To get the backup ID, do the following:

  1. Get the Pod name:

    kubectl get pods -n $NAMESPACE
    
  2. Connect to the Pod and get the backupID with the pgbackrest --stanza=db info command :

    kubectl -n $NAMESPACE exec -it cluster1-instance1-hcgr-0 -c database -- pgbackrest --stanza=db info
    

    Find ID of the needed backup in the output:

    stanza: db
        status: ok
        cipher: none
    
        db (prior)
            wal archive min/max (16): 0000000F000000000000001C/0000002000000036000000C5
    
            full backup: 20240401-173403F
                timestamp start/stop: 2024-04-01 17:34:03+00 / 2024-04-01 17:36:57+00
                wal start/stop: 000000120000000000000022 / 000000120000000000000024
                database size: 31MB, database backup size: 31MB
                repo1: backup set size: 4.1MB, backup size: 4.1MB
    
            incr backup: 20240401-173403F_20240415-201250I
                timestamp start/stop: 2024-04-15 20:12:50+00 / 2024-04-15 20:14:19+00
                wal start/stop: 00000019000000000000005C / 00000019000000000000005D
                database size: 46.0MB, database backup size: 25.7MB
                repo1: backup set size: 6.1MB, backup size: 3.8MB
                backup reference list: 20240401-173403F
    
            incr backup: 20240401-173403F_20240415-201430I
    ...
    
  3. Reference this backup ID to the backup restore configuration file:

    apiVersion: pgv2.percona.com/v2
    kind: PerconaPGRestore
    metadata:
      name: restore1
    spec:
      pgCluster: cluster1
      repoName: repo1
      options:
      - --type=time
      - --target="2024-04-01 17:36:57+00"
      - --set="20240401-173403F"
    
  4. Start the restore:

    bash kubectl apply -f deploy/restore.yaml -n $NAMESPACE

Provide pgBackRest with a custom restore command

There may be cases where it is needed to control what files are restored from the backup and apply fine-grained filtering to them. For such scenarios there is a possibility to overwrite the restore_command used in PosgreSQL archive recovery . You can do it in the patroni.dynamicConfiguration subsection of the Custom Resource as follows:

patroni:
  dynamicConfiguration:
    postgresql:
      parameters:
        restore_command: "pgbackrest --stanza=db archive-get %f \"%p\""

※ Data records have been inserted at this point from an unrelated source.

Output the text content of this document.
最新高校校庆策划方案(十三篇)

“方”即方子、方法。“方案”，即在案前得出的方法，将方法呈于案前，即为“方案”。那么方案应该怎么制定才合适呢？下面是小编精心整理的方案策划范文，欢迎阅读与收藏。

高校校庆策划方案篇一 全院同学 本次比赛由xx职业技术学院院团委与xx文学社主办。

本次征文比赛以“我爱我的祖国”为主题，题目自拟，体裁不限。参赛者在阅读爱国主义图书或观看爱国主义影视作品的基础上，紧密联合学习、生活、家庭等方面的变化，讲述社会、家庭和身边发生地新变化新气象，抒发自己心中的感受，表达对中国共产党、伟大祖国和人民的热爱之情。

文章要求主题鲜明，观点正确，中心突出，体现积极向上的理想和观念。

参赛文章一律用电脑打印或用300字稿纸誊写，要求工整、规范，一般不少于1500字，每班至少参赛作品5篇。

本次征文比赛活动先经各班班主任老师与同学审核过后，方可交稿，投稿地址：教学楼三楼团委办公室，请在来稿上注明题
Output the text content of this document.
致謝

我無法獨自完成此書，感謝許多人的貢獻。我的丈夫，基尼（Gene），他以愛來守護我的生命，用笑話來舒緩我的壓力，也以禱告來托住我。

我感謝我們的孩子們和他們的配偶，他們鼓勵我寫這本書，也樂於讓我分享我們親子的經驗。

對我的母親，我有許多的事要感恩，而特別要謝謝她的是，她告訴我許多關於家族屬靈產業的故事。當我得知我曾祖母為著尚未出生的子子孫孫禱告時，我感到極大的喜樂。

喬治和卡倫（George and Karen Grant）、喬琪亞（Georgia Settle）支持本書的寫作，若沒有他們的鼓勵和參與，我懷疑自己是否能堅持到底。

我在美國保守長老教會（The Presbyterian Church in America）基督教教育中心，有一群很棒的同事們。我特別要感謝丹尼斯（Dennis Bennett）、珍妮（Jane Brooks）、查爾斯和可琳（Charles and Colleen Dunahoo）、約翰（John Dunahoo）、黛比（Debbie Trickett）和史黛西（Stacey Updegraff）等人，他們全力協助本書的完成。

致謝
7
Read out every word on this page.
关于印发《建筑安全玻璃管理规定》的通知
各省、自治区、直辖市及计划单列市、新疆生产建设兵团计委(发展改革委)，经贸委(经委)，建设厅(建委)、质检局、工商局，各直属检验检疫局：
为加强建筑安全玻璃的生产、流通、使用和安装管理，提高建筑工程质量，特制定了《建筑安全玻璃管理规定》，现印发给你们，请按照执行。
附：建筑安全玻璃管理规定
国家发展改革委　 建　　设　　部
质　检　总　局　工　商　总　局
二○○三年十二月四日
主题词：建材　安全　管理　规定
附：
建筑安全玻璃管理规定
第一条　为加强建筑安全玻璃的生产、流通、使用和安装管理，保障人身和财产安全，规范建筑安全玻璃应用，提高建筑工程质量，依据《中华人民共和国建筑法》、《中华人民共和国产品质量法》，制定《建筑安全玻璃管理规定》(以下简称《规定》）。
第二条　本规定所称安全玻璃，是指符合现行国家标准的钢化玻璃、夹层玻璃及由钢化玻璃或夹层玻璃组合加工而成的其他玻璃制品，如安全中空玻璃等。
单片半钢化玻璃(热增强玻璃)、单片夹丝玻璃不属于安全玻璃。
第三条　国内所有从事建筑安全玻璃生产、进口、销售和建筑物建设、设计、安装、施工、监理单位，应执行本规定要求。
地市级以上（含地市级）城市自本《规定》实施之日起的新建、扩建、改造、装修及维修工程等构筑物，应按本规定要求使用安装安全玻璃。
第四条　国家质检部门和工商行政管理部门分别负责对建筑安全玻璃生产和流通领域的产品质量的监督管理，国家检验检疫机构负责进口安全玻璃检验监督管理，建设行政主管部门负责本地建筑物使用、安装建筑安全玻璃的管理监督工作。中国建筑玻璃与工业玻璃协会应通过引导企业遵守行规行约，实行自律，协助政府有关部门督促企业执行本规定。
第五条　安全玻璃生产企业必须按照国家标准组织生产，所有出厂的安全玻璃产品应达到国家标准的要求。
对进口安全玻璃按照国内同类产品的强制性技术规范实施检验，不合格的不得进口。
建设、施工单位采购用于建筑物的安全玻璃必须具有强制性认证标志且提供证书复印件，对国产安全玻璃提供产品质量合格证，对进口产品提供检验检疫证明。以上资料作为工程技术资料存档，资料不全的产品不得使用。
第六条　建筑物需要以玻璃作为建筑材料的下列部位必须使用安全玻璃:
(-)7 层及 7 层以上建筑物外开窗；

The %f template in the above example is replaced by the name of the file to retrieve from the archive, and %p is replaced by the copy destination path name on the server. See PostgreSQL official documentation for more low-level details about this feature.

Fix the cluster if the restore fails

The restore process overwrites database files. Wrong data or a misconfigured restore can leave your cluster in a non-operational state.

For example, incorrect pgBackRest arguments in the PerconaPGRestore custom resource can break the database while the restore hangs.

Here’s what you can do:

  • You can remove the restore annotation from your cluster Custom Resource to stop the restore:

    kubectl annotate -n $NAMESPACE pg cluster1 postgres-operator.crunchydata.com/pgbackrest-restore-
    
  • Alternatively, you can delete the cluster by removing the Custom Resource and recreate it. Before you delete the Custom Resource, ensure the finalizers.percona.com/delete-pvc finalizer is not set, or you will lose your data. Then run the same kubectl apply command you used to deploy the cluster originally.

Another example that can also cause restore failures is corrupted backup repository or missing files. In that case, remove the Custom Resource, locate and delete the startup PVC, then recreate the cluster.